The internet is great for many things: memes, getting stuck down Wikipedia rabbit holes, photos of what cats look like from underneath when they're on glass tables. But... the internet is also a horrendous place, where a multitude of bad things happen every day, and where we are forced into an existential crisis about whether the 'vibe' is 'shifting'.
What does that even mean?
Well, 'vibe shift' is now a term for the phenomenon of trends dying overnight. It's the feeling of everything you're doing, watching and wearing becoming uncool quicker than you can keep up.
The internet has been nose diving this week following an article on The Cut from writer Allison P. Davis, who is no stranger to game-changing - dare I even say, 'vibe shifting'??? - viral yarns. Titled 'A Vibe Shift is Coming, Will any of us survive it?', the story argues, backed by commentary from 'trend forecaster' Sean Monahan, that there have been four great 'vibe shifts' in the 21st century: hipster/indie sleaze music (2003-2009), post-internet/techno revival (2010-2016), Hypebeast/woke (2016-2021), and... now.
A vibe shift is coming. But not everyone survives a vibe shift, writes @AllisonPDavis https://t.co/BsiFwHw45A
— New York Magazine (@NYMag) February 16, 2022
My understanding from this is that 'vibe shift' is basically a way of defining the kinds of t-shirts we have previously worn as if they are the three periods of the Mesozoic Era. Apparently, we now must choose between remaining in the Jurassic period or grabbing a brand new tee.
There have been many signs that a shift was coming, before we knew that a change in trends now has a fancy term.
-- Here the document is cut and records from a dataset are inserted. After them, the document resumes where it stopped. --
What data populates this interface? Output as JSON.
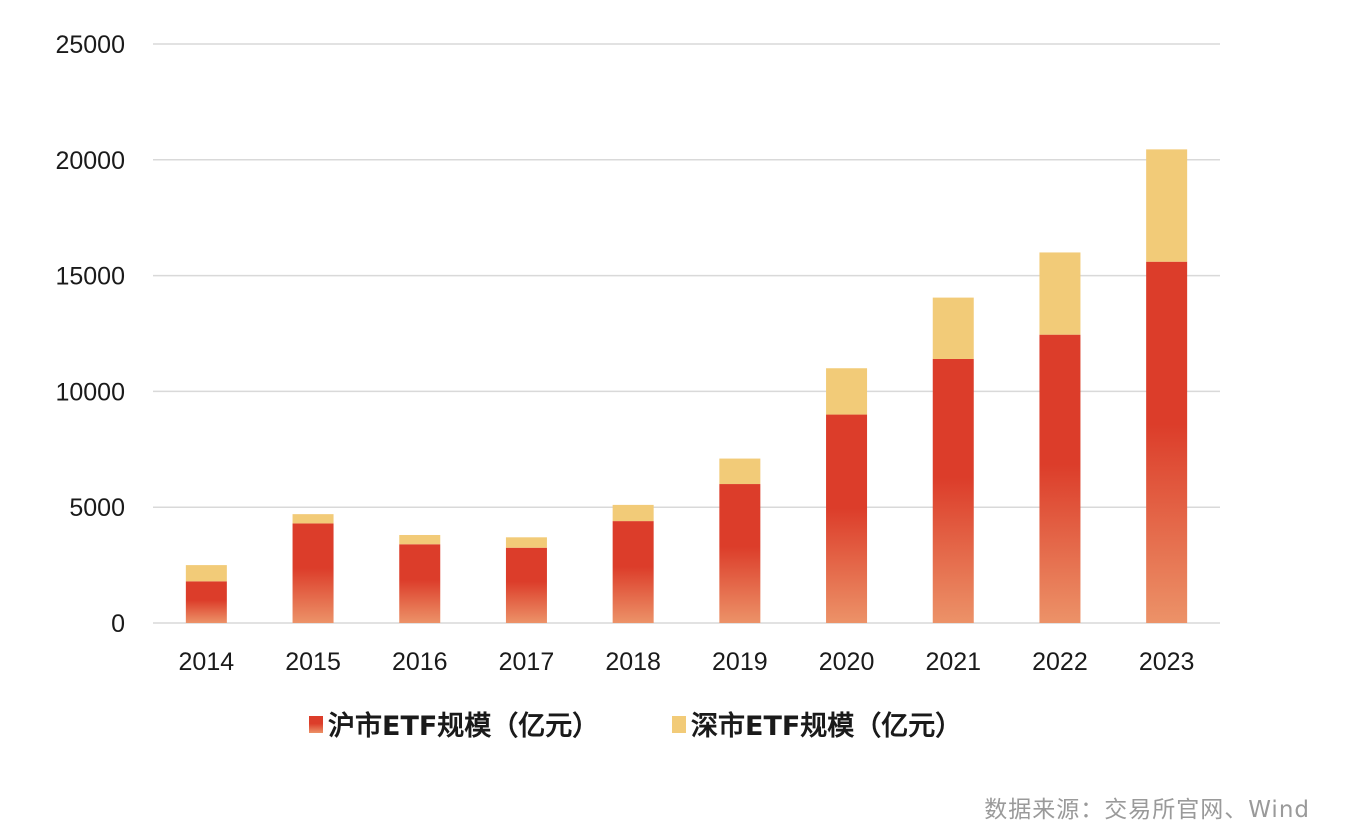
{
  "chart_data": {
    "type": "bar",
    "stacked": true,
    "categories": [
      "2014",
      "2015",
      "2016",
      "2017",
      "2018",
      "2019",
      "2020",
      "2021",
      "2022",
      "2023"
    ],
    "series": [
      {
        "name": "沪市ETF规模（亿元）",
        "values": [
          1800,
          4300,
          3400,
          3250,
          4400,
          6000,
          9000,
          11400,
          12450,
          15600
        ]
      },
      {
        "name": "深市ETF规模（亿元）",
        "values": [
          700,
          400,
          400,
          450,
          700,
          1100,
          2000,
          2650,
          3550,
          4850
        ]
      }
    ],
    "ylim": [
      0,
      25000
    ],
    "yticks": [
      0,
      5000,
      10000,
      15000,
      20000,
      25000
    ],
    "grid": true,
    "legend_position": "bottom",
    "colors": {
      "sh_top": "#DC3D2A",
      "sh_bottom": "#EC9268",
      "sz": "#F2CB78",
      "grid": "#D9D9D9"
    }
  },
  "source_text": "数据来源：交易所官网、Wind"
}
The Kids™ are emerging from years of COVID isolation wearing low-rise jeans and posting blurry flash photography online, for example. The rest of us are shaking our heads in confusion and horror.
Many have pointed out that intently dissecting culture in this way feels unnecessary. But is that not what we've been doing for years now? There have been hundreds of think pieces about the death of skinny jeans, whether 'cancel culture' actually exists and 2021's 'vibe shift'-adjacent term, cheugy. Everything, no matter how niche or innocuous in the real world, becomes ripe for discussion on the internet.